Dès l'incipit, mystère et poésie s'entrelacent, donnant le ton au récit, en tissant la trame aussi troublante qu'envoûtante. Quelques lignes plus loin, nous apprenons que Mari, la narratrice, accomplit un pèlerinage. Dans quel but? Nous l'ignorons, mais nous en pressentons l'enjeu, un enjeu essentiel puisqu'il touche à la vie et à la mort, un enjeu indicible :
« Je suis venue pour tuer. Porteuse de la mort dissimulée, contre la vie secrète ».
Si nous ignorons pourquoi Mari entreprend cet étrange pèlerinage, nous en connaissons parfaitement le cheminement.

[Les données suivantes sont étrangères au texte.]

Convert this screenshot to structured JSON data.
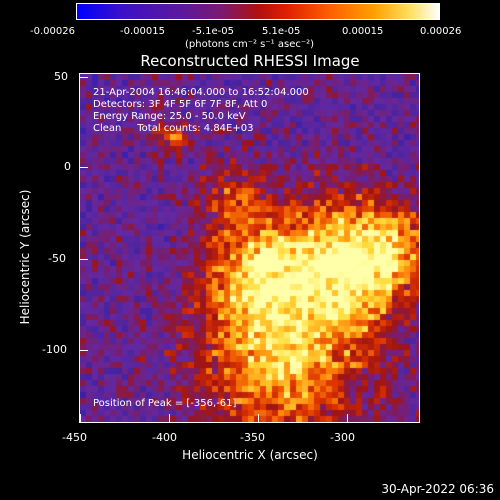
{
  "colorbar": {
    "ticks": [
      "-0.00026",
      "-0.00015",
      "-5.1e-05",
      "5.1e-05",
      "0.00015",
      "0.00026"
    ],
    "unit": "(photons cm⁻² s⁻¹ asec⁻²)"
  },
  "plot": {
    "title": "Reconstructed RHESSI Image",
    "info_lines": [
      "21-Apr-2004 16:46:04.000 to 16:52:04.000",
      "Detectors: 3F 4F 5F 6F 7F 8F, Att 0",
      "Energy Range: 25.0 - 50.0 keV",
      "Clean     Total counts: 4.84E+03"
    ],
    "peak_label": "Position of Peak = [-356,-61]",
    "x_axis": {
      "label": "Heliocentric X (arcsec)",
      "ticks": [
        "-450",
        "-400",
        "-350",
        "-300"
      ]
    },
    "y_axis": {
      "label": "Heliocentric Y (arcsec)",
      "ticks": [
        "50",
        "0",
        "-50",
        "-100"
      ]
    }
  },
  "footer": {
    "timestamp": "30-Apr-2022 06:36"
  },
  "colors": {
    "background": "#000000",
    "low": "#1515ff",
    "mid_low": "#6a2aa8",
    "mid": "#b0201a",
    "high": "#ff9a10",
    "peak": "#ffff80"
  }
}
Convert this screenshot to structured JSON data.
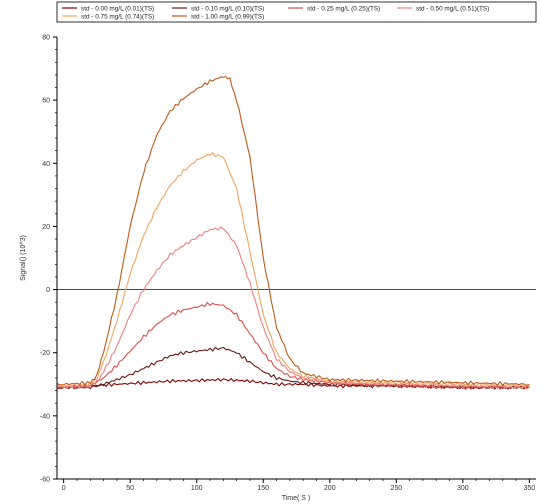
{
  "chart_data": {
    "type": "line",
    "xlabel": "Time( S )",
    "ylabel": "Signal() (10^3)",
    "xlim": [
      -5,
      355
    ],
    "ylim": [
      -60,
      80
    ],
    "x_ticks": [
      0,
      50,
      100,
      150,
      200,
      250,
      300,
      350
    ],
    "y_ticks": [
      -60,
      -40,
      -20,
      0,
      20,
      40,
      60,
      80
    ],
    "reference_line_y": 0,
    "legend_position": "top",
    "series": [
      {
        "name": "std - 0.00 mg/L (0.01)(TS)",
        "color": "#8b0000",
        "x": [
          -5,
          0,
          20,
          40,
          60,
          80,
          100,
          120,
          140,
          160,
          180,
          200,
          250,
          300,
          350
        ],
        "y": [
          -31.0,
          -31.0,
          -30.5,
          -30.0,
          -29.5,
          -29.0,
          -28.8,
          -28.5,
          -29.0,
          -30.0,
          -30.0,
          -30.5,
          -30.5,
          -31.0,
          -31.0
        ]
      },
      {
        "name": "std - 0.10 mg/L (0.10)(TS)",
        "color": "#6b1a1a",
        "x": [
          -5,
          0,
          20,
          30,
          40,
          50,
          60,
          70,
          80,
          90,
          100,
          110,
          120,
          130,
          140,
          150,
          160,
          170,
          180,
          200,
          250,
          300,
          350
        ],
        "y": [
          -31.0,
          -31.0,
          -31.0,
          -30.0,
          -28.5,
          -27.0,
          -25.0,
          -23.0,
          -21.0,
          -20.0,
          -19.5,
          -19.0,
          -18.5,
          -20.0,
          -23.0,
          -26.0,
          -28.0,
          -29.0,
          -29.5,
          -30.0,
          -30.5,
          -31.0,
          -31.0
        ]
      },
      {
        "name": "std - 0.25 mg/L (0.25)(TS)",
        "color": "#d94f4f",
        "x": [
          -5,
          0,
          20,
          30,
          40,
          50,
          60,
          70,
          80,
          90,
          100,
          110,
          120,
          130,
          140,
          150,
          160,
          170,
          180,
          200,
          250,
          300,
          350
        ],
        "y": [
          -31.0,
          -31.0,
          -30.5,
          -28.0,
          -24.0,
          -19.5,
          -15.0,
          -11.0,
          -8.0,
          -6.5,
          -5.5,
          -4.5,
          -5.0,
          -8.0,
          -14.0,
          -20.0,
          -25.0,
          -27.5,
          -28.5,
          -29.5,
          -30.5,
          -31.0,
          -31.0
        ]
      },
      {
        "name": "std - 0.50 mg/L (0.51)(TS)",
        "color": "#f08080",
        "x": [
          -5,
          0,
          20,
          25,
          30,
          40,
          50,
          60,
          70,
          80,
          90,
          100,
          110,
          120,
          130,
          140,
          150,
          160,
          170,
          180,
          200,
          250,
          300,
          350
        ],
        "y": [
          -31.0,
          -31.0,
          -30.5,
          -29.0,
          -26.0,
          -18.0,
          -8.0,
          0.0,
          6.0,
          11.0,
          14.0,
          16.5,
          19.0,
          19.5,
          14.0,
          2.0,
          -12.0,
          -22.0,
          -26.0,
          -28.0,
          -29.5,
          -30.0,
          -30.5,
          -31.0
        ]
      },
      {
        "name": "std - 0.75 mg/L (0.74)(TS)",
        "color": "#f4a460",
        "x": [
          -5,
          0,
          20,
          25,
          30,
          40,
          50,
          60,
          70,
          80,
          90,
          100,
          110,
          120,
          130,
          140,
          150,
          160,
          170,
          180,
          200,
          250,
          300,
          350
        ],
        "y": [
          -30.5,
          -30.5,
          -30.0,
          -28.0,
          -23.0,
          -10.0,
          5.0,
          17.0,
          26.0,
          33.0,
          37.5,
          41.0,
          43.0,
          42.0,
          32.0,
          12.0,
          -8.0,
          -20.0,
          -25.0,
          -27.5,
          -29.0,
          -29.5,
          -30.0,
          -30.5
        ]
      },
      {
        "name": "std - 1.00 mg/L (0.99)(TS)",
        "color": "#c05a1a",
        "x": [
          -5,
          0,
          20,
          25,
          30,
          40,
          50,
          60,
          70,
          80,
          90,
          100,
          110,
          120,
          125,
          130,
          140,
          150,
          160,
          170,
          180,
          200,
          250,
          300,
          350
        ],
        "y": [
          -30.0,
          -30.0,
          -29.5,
          -27.0,
          -20.0,
          -2.0,
          20.0,
          37.0,
          49.0,
          56.5,
          60.5,
          63.5,
          66.0,
          67.5,
          66.5,
          60.0,
          42.0,
          10.0,
          -12.0,
          -22.0,
          -26.5,
          -28.5,
          -29.0,
          -29.5,
          -30.0
        ]
      }
    ]
  }
}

Vingt-quatre étapes, chacune d'elles correspondant à l'une des vingt-quatre estampes du mont Fuji par Hokusai reproduites dans le petit livre qu'elle a glissé dans la poche de sa veste, orientent et scandent son voyage.

Les vues du mont Fuji par Hokusai ne dictent pas seulement leur rythme au pèlerinage De Mari, elles le confèrent également au livre, dont chacun des vingt-quatre chapitres s'ouvre sur une confrontation entre l'estampe et la réalité, les deux parfois s'opposant, parfois coïncidant en une subtile harmonie, parfois encore se complétant l'une l'autre, toujours donnant lieu à une intense méditation sur l'art. L'art empreint de spiritualité, d'une virtuosité inouïe d'Hokusai, mais aussi d'autres formes d'art, comme la littérature, traversent le récit de part en part, le nourrissant de références et de métaphores qui, tels les cailloux semés par le Petit Poucet, éclairent le chemin que suit Mari, et le nôtre aussi. L'art pour Zelazny, du moins dans ce livre, est réellement ce qui donne son sens à la vie, lui conférant à la fois sa signification et sa direction.
« La vie imite l'art. Il semble que nombre de choses importantes, de la mort à l'orgasme, se passent à l'instant du vide, quand le souffle hésite. »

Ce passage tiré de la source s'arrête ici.